Der Fund kam damals gerade rechtzeitig, weil der Sponsor der Ausgrabungen nach Jahren der erfolglosen Suche buchstäblich kein Geld mehr in den (Wüsten-)Sand setzen wollte. Dies war definitiv der letzte Versuch. Carter beschrieb das Erlebnis damals so:
"Bald tauchten im Halbdunkel die Einzelheiten auf, seltsam anmutende Tiere, Statuen und Gold, überall glänzendes, schimmerndes Gold, eine ganze Kammer voller Dinge, wie wir sie noch nie gesehen hatten und wie sie schon seit mehr als drei Jahrtausenden niemand gesehen hatte. Staunend standen wir vor drei großen vergoldeten Betten mit merkwürdigen Tierköpfen und langgezogenen Körpern."
Nach Burtons qualitativ hochwertigen Aufnahmen wurden über 1.000 aus insgesamt rund 5.300 Objekten gewählt und fachmännisch als Repliken angefertigt. Die Grabkammern, die für die Ausstellung sorgfältig rekonstruiert wurden, waren mit Objekten prall gefüllt, ob das nun Nahrungsmittel, Gebrauchsgegenstände, Statuen von Dienern, Streitwagen oder prachtvolle Goldarbeiten waren. Tutanchamun wurde schon als Kind Pharao und erreichte nur ein Alter von18 Jahren, worauf man sich nach langer Zeit der Spekulation und Forschung geeinigt hat. Aus diesem Grund war sein Pharaonengrab noch nicht fertiggestellt.
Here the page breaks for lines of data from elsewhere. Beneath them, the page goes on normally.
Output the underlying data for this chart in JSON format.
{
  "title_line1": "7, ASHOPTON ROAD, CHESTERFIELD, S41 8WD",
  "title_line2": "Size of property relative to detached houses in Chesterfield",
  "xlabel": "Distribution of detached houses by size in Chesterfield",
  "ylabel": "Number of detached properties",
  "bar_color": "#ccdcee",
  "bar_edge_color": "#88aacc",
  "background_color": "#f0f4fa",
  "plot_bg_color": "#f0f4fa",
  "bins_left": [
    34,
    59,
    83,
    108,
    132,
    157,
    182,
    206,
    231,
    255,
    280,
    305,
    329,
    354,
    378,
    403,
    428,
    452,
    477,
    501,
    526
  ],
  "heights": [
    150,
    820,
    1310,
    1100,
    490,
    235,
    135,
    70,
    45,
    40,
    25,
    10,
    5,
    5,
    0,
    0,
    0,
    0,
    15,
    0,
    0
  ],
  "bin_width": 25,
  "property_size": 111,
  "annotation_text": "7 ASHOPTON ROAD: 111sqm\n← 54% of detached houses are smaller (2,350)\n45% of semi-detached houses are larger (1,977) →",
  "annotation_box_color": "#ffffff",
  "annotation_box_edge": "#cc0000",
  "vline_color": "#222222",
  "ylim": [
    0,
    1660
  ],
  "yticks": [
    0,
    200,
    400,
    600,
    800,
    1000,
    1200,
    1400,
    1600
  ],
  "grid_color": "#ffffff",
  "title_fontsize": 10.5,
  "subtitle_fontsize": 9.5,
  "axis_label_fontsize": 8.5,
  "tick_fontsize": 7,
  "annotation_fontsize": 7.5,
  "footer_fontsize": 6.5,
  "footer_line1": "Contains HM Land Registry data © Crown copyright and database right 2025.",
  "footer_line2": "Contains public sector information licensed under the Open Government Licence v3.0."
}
Deswegen fielen die ersatzweise verwendeten Grabkammern wohl etwas klein aus und es gibt Hinweise, dass einige der Grabbeigaben ursprünglich für jemand anderen vorgesehen waren. Der frühe Tod des Pharaos hatte die Menschen unvorbereitet getroffen.
Das „immersive Abenteuer“ beginnt ganz museal und wissenschaftlich mit Stellwänden und einem Film über Howard Carter und das archäologische Team, deren Beharrlichkeit und Kompetenz dadurch ersichtlich wird. Es handelt sich allerdings auch um sehr besondere Männer mit abenteuerlichen Lebensgeschichten. Danach gibt es einen Abriss über die frühe ägyptische Geschichte. Im nächsten Raum steht die Fundstätte im Vordergrund, die unterhalb einer Siedlung aus der Pharaonenzeit liegt und deshalb so schwer zu finden war. Die nachgestellten Nebenkammern vermitteln den Eindruck von dem, was Carter und seine Mannen vorgefunden haben.
Es folgt die Präsentation von kostbaren Objekten, die im Original aus Gold und anderen wertvollen Materialien bestehen, darunter der Streitwagen des Pharaos und sein reich geschmückter Thron. Weitere Höhepunkte sind die vier ursprünglich ineinander gestellten Sarkophage, in denen die Mumie des Pharaos eingebettet war. Die darauf befindliche strahlende Goldmaske des Tutanchamun wurde weltberühmt, wie auch die beiden gekreuzten Hände mit den königlichen Insignien.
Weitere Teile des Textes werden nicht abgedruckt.